Monday, March 23, 2009

It Would be Hilarious if I Didn't Think He Meant It


Joel has been learning about coins and dollars, and is quite fast at the math involved with money.

He has this toy cash register that my mom gave him a couple years back. It wasn't half as much fun then as it is now that he understands the value of money.
More or less.
The cash register has a battery-operated scanner, an attached microphone, bills and coins, and--sadly--a credit card. (It was cute to see Joel had recently signed his name in cursive across the entire back of it.)

Saturday morning he asked, "Mom, will you play money with me? I have a store and this is your money. You can buy whatever you want. Spend it all. You have to spend it all before the game ends." He handed me a stack of ones, fives, tens, and twenties about two inches thick.

"Okay, I'll buy this pencil, this mug, a deck of cards, and a pair of shoes."

He rang up each one like this: 1.00, 2.00, .50, and 9.00. All right. Fair enough.
I still had a lot of cash left.

I then bought a half-used scented candle, a napkin holder, a plate, and a piece of fridge art.
Still had a lot of money left. After a few rounds of spending under 15 bucks, and seeing that it could feasibly take till lunch to blow through my bills, I started racking up what I thought would be larger tab.

"I'll buy this atlas which I think is $30--"
"No--my store is cheap. It's only $20." he informed me joyfully.
Rats. I wasn't looking for a bargain.

"Okay, I'll take the piano," I said, hoping to lay out 300 smackers.
"The piano is also twenty dollars," he said.

"What? Are you crazy? The piano and the book cost the same? "
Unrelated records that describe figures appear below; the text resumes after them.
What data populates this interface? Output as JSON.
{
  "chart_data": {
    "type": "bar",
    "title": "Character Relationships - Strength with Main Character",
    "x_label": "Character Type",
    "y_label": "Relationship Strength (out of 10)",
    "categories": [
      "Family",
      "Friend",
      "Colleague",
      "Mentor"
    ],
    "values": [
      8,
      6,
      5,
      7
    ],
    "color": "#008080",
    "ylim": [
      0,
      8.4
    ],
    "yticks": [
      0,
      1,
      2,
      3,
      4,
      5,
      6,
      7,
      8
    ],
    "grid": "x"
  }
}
"Yup. Nothing in my store costs more than twenty dollars."

Oh. Okay. I can play that game, happy to see an end in sight.

Well, once I shelled out my last buck, I thanked him and told him he was a good businessman and smart cashier. I got up to head out of the "store."

"Wait!" he exclaimed, waving the plastic Power Card at me. "You still have a credit card! You can buy anything you want. You don't even need money to pay for stuff!"


I think I saw the ghost of Larry Burkett frowning at me from the dining room.

3 comments:

Laurie Lynn said...

It is hilarious even if he does mean it...I rather like the way he does business, especially since it was not my piano he sold for twenty dollars!
I'm fairly convinced that kids don't really quite understand money value until they begin paying bills (including insurance, Dr. bills and TAXES) on their own!
"Larry Burkett frowning at me from the dining room"...You're so funny!

Toby & Kelly said...

I like the deals in his store - especially considering he gives out the money in the first place...

dancebythelight said...

My grandmother has a story about my aunt when my grandmother told her that she didn't have enough money to buy something: "Why don't you just write your name on a piece of paper?" At first my grandmother was confused, then she realized that she meant a check.